Cela revient à poser la question de savoir pourquoi l’on a fait un enfant. Par conséquent, voici quelques vagues pistes menant aux raisons profondes qui m’ont poussé à avoir un enfant (et je me bornerai à être vague, car ceux qui écrivent à ce sujet en font des romans impudiques ou de la psychanalyse), et qui dessinent en creux l’individu que je suis, mon rapport au monde et mes espoirs :

  • Générosité et confiance au monde : donner de soi, transmettre le bien, engendrer le futur. Je ne suis pas pessimiste, ni optimiste, envers l’avenir. Mais je crois qu’il faut des hommes conscients du monde et de bonne volonté pour aller vers un mieux, ou en tout cas éviter le pire. C’est dans cette conviction et cette générosité que j’inscris l’acte d’avoir un enfant : en faire un individu libre, apte à arpenter le monde avec une lucidité sévère mais sans haine, ayant pour guides la curiosité, l’émerveillement, la bienveillance et la quête de sens.
  • Estime de soi : fondée sur le point précédent, la conviction que l’on s’occupera bien de son enfant, que l’on saura l’élever dans des conditions qui lui seront bénéfiques, et qui seront bénéfiques au monde, et que l’on mettra tout en œuvre pour assurer ce développement heureux. La réussite d’une si hasardeuse entreprise de transmission respectueuse (il ne s’agit pas d’inculquer, mais d’éduquer) a pour nom fierté – de soi et de son enfant.
  • Fascination pour l’observation et l’accompagnement d’un être humain en devenir, de cet enfant qui n’est, comme dans ce rêve familier (au sens étymologique aussi) de Verlaine, ni tout à fait soi ni tout à fait un autre.
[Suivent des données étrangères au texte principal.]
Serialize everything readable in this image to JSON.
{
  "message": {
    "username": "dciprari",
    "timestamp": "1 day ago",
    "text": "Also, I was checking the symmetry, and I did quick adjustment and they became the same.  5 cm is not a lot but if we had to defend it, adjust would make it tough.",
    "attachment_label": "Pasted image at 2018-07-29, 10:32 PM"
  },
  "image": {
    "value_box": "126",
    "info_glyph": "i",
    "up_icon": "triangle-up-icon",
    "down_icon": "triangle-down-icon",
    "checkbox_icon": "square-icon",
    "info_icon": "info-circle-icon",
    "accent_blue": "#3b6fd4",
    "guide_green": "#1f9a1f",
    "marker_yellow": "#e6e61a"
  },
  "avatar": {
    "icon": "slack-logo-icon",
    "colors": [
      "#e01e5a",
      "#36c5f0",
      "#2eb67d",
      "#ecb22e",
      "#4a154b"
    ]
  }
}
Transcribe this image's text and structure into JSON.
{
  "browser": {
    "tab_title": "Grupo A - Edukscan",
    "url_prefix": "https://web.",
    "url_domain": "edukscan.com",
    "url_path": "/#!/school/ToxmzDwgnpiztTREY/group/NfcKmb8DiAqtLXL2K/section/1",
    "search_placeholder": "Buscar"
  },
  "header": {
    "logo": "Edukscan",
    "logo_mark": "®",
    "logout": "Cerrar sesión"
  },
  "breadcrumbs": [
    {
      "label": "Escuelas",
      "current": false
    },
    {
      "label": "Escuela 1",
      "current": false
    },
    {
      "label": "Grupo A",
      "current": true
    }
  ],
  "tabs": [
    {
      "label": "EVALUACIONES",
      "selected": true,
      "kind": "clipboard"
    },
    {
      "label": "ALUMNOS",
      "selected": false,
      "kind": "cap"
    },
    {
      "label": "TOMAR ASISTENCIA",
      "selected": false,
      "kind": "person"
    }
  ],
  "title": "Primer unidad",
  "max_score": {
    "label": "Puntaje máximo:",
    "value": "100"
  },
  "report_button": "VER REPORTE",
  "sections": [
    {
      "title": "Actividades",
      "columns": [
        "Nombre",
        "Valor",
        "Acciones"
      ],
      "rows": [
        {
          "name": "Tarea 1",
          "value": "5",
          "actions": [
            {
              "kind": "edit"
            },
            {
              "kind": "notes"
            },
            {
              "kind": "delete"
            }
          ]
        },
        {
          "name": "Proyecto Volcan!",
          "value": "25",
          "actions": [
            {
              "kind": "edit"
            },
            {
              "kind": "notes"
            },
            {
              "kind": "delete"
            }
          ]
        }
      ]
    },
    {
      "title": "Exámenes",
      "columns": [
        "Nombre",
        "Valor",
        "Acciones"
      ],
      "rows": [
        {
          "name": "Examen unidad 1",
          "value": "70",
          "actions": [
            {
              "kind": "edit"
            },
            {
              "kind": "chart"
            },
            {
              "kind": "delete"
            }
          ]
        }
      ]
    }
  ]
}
Un miroir qui renvoie l’image de sa totale responsabilité envers cette vie nouvelle, mais aussi envers le monde qui l’accueille. Car il me semble qu’il ne dépend que des parents de faire de leurs enfants des êtres équilibrés, aimés et capables d’amour à leur tour.
  • Bonheur d’aimer – puis de se sentir être aimé. L’amour s’accumule en un cercle vertueux : plus il y a d’amour, plus il y aura d’amour. On se surprend à le constater, quand on a vécu longtemps un amour exclusif : il n’y a pas division de cet amour, mais augmentation permanente envers les êtres aimés. C’est un noyau en fusion d’où rejaillit tout ce qui doit être bon.
  • Fusion du couple en une réalité tangible, proclamation au plus haut degré de cet amour ; l’acte de confiance le plus grand qui puisse se réaliser.
  • Se donner du sens, ou plutôt : alimenter brutalement le besoin de sens. Car la responsabilité nouvelle en ce qu’il faut assurer et transmettre (protection et l’éducation de l’enfant) exige plus ardemment ses réponses. Même le plus ENUC des ENUCS, ou le plus porcin des porcins, devrait être saisi de cela – mais ce n’est malheureusement pas toujours le cas.

 

Quelques mobiles en négatif peut-être, qui sont des motivations par contraste, et n’ont en tout cas qu’un rôle très subsidiaire :

  • Une certaine déception envers mes congénères – donc l’espoir d’un mieux (on n’est jamais mieux servi que par soi-même !).
  • Une forme de rétablissement et de réparation de certaines formes de relation avec mes propres parents qui ont été soit exacerbées, soit au contraire trop timides. Donc, une volonté de mieux faire, d’offrir le meilleur possible, en essayant aussi de conserver tout ce qui a été vertueux et bienheureux (l’amour inconditionnel, notamment).

 

Enfin, deux conséquences :

  • L’urgence de changer de mode de vie afin d’accueillir l’enfant dans un meilleur cadre et d’avoir la possibilité de lui consacrer un maximum d’attention.
  • L’exigence de trouver une cohérence entre ses choix de vie et ses valeurs à transmettre, de les assumer et de pouvoir les porter avec fierté pour guider l’enfant : lui offrir un exemple vertueux plutôt que cynique ou compromis.